News | September 7, 2017

SELC pushes back against TVA effort to expand closed-door decision-making

SELC, Sierra Club, and more than a dozen conservation groups submitted comments yesterday on proposed alterations to Tennessee Valley Authority’s procedures under the National Environmental Policy Act, or NEPA. The federal utility wants to dramatically modify the way it considers environmental impacts when making decisions about providing public power and managing public lands. These changes limit the public’s involvement and allow more closed-door decisions around issues that affect clean water, public lands, electricity rates, and citizens’ private property. Changes to TVA’s NEPA procedures would put 239,000 acres of public land and 11,000 miles of shoreline throughout the agency’s seven-state territory at risk of detrimental environmental effects and raise public health concerns for 9 million residents of the Tennessee Valley.

Examples of past TVA actions taken without public input under NEPA include:

  • Drilling into drinking water supplies without considering nearby toxic-laden groundwater, putting public’s safety at risk;
  • Extensive tree removal on public and private property without investigating potential impacts on water quality, endangered species, or wildlife;
  • Purchasing a fossil fuel-fired power plant;
  • Charging ratepayers more money for using less electricity.

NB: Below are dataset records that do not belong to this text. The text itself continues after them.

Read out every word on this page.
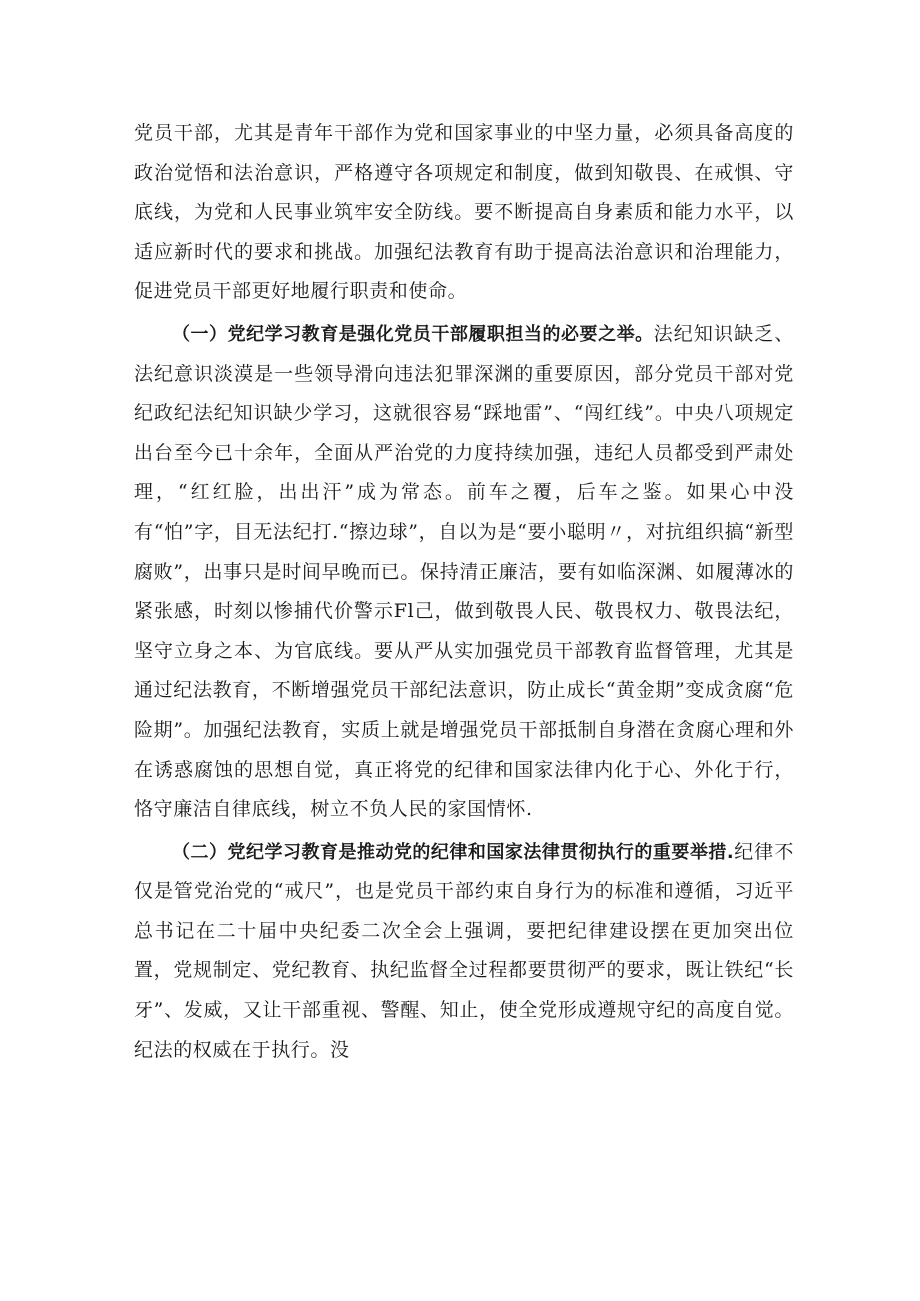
党员干部，尤其是青年干部作为党和国家事业的中坚力量，必须具备高度的政治觉悟和法治意识，严格遵守各项规定和制度，做到知敬畏、在戒惧、守底线，为党和人民事业筑牢安全防线。要不断提高自身素质和能力水平，以适应新时代的要求和挑战。加强纪法教育有助于提高法治意识和治理能力，促进党员干部更好地履行职责和使命。

（一）党纪学习教育是强化党员干部履职担当的必要之举。法纪知识缺乏、法纪意识淡漠是一些领导滑向违法犯罪深渊的重要原因，部分党员干部对党纪政纪法纪知识缺少学习，这就很容易“踩地雷”、“闯红线”。中央八项规定出台至今已十余年，全面从严治党的力度持续加强，违纪人员都受到严肃处理，“红红脸，出出汗”成为常态。前车之覆，后车之鉴。如果心中没有“怕”字，目无法纪打.“擦边球”，自以为是“要小聪明〃，对抗组织搞“新型腐败”，出事只是时间早晚而已。保持清正廉洁，要有如临深渊、如履薄冰的紧张感，时刻以惨捕代价警示Fl己，做到敬畏人民、敬畏权力、敬畏法纪，坚守立身之本、为官底线。要从严从实加强党员干部教育监督管理，尤其是通过纪法教育，不断增强党员干部纪法意识，防止成长“黄金期”变成贪腐“危险期”。加强纪法教育，实质上就是增强党员干部抵制自身潜在贪腐心理和外在诱惑腐蚀的思想自觉，真正将党的纪律和国家法律内化于心、外化于行，恪守廉洁自律底线，树立不负人民的家国情怀.

（二）党纪学习教育是推动党的纪律和国家法律贯彻执行的重要举措.纪律不仅是管党治党的“戒尺”，也是党员干部约束自身行为的标准和遵循，习近平总书记在二十届中央纪委二次全会上强调，要把纪律建设摆在更加突出位置，党规制定、党纪教育、执纪监督全过程都要贯彻严的要求，既让铁纪“长牙”、发威，又让干部重视、警醒、知止，使全党形成遵规守纪的高度自觉。纪法的权威在于执行。没
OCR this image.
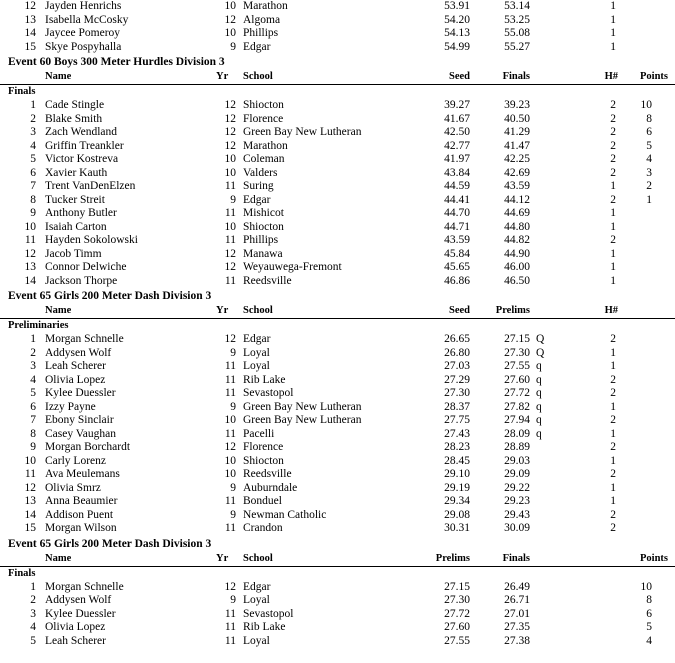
12 Jayden Henrichs	10 Marathon	53.91	53.14	1
13 Isabella McCosky	12 Algoma	54.20	53.25	1
14 Jaycee Pomeroy	10 Phillips	54.13	55.08	1
15 Skye Pospyhalla	9 Edgar	54.99	55.27	1
Event 60 Boys 300 Meter Hurdles Division 3
Name	Yr School	Seed	Finals	H#	Points
Finals
1 Cade Stingle	12 Shiocton	39.27	39.23	2	10
2 Blake Smith	12 Florence	41.67	40.50	2	8
3 Zach Wendland	12 Green Bay New Lutheran	42.50	41.29	2	6
4 Griffin Treankler	12 Marathon	42.77	41.47	2	5
5 Victor Kostreva	10 Coleman	41.97	42.25	2	4
6 Xavier Kauth	10 Valders	43.84	42.69	2	3
7 Trent VanDenElzen	11 Suring	44.59	43.59	1	2
8 Tucker Streit	9 Edgar	44.41	44.12	2	1
9 Anthony Butler	11 Mishicot	44.70	44.69	1
10 Isaiah Carton	10 Shiocton	44.71	44.80	1
11 Hayden Sokolowski	11 Phillips	43.59	44.82	2
12 Jacob Timm	12 Manawa	45.84	44.90	1
13 Connor Delwiche	12 Weyauwega-Fremont	45.65	46.00	1
14 Jackson Thorpe	11 Reedsville	46.86	46.50	1
Event 65 Girls 200 Meter Dash Division 3
Name	Yr School	Seed	Prelims	H#
Preliminaries
1 Morgan Schnelle	12 Edgar	26.65	27.15 Q	2
2 Addysen Wolf	9 Loyal	26.80	27.30 Q	1
3 Leah Scherer	11 Loyal	27.03	27.55 q	1
4 Olivia Lopez	11 Rib Lake	27.29	27.60 q	2
5 Kylee Duessler	11 Sevastopol	27.30	27.72 q	2
6 Izzy Payne	9 Green Bay New Lutheran	28.37	27.82 q	1
7 Ebony Sinclair	10 Green Bay New Lutheran	27.75	27.94 q	2
8 Casey Vaughan	11 Pacelli	27.43	28.09 q	1
9 Morgan Borchardt	12 Florence	28.23	28.89	2
10 Carly Lorenz	10 Shiocton	28.45	29.03	1
11 Ava Meulemans	10 Reedsville	29.10	29.09	2
12 Olivia Smrz	9 Auburndale	29.19	29.22	1
13 Anna Beaumier	11 Bonduel	29.34	29.23	1
14 Addison Puent	9 Newman Catholic	29.08	29.43	2
15 Morgan Wilson	11 Crandon	30.31	30.09	2
Event 65 Girls 200 Meter Dash Division 3
Name	Yr School	Prelims	Finals	Points
Finals
1 Morgan Schnelle	12 Edgar	27.15	26.49	10
2 Addysen Wolf	9 Loyal	27.30	26.71	8
3 Kylee Duessler	11 Sevastopol	27.72	27.01	6
4 Olivia Lopez	11 Rib Lake	27.60	27.35	5
5 Leah Scherer	11 Loyal	27.55	27.38	4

Rather than improving the transparency one would expect from a government organization, TVA’s proposal threatens to give the utility free reign to make these types of decisions behind closed doors in the future.

The purpose of NEPA is to ensure that a federal agency like TVA makes informed decisions by requiring the agency to consider the potential effects of its activities on the natural world. The act also ensures that agencies seek input from communities on its activities and their impacts.

TVA’s proposal also would exclude 50 broad categories of activities from NEPA review. These exclusions would allow the utility to undertake nearly all of its activities without considering the environmental effects of its actions or notifying or involving the people who may be directly affected by the agency’s plans.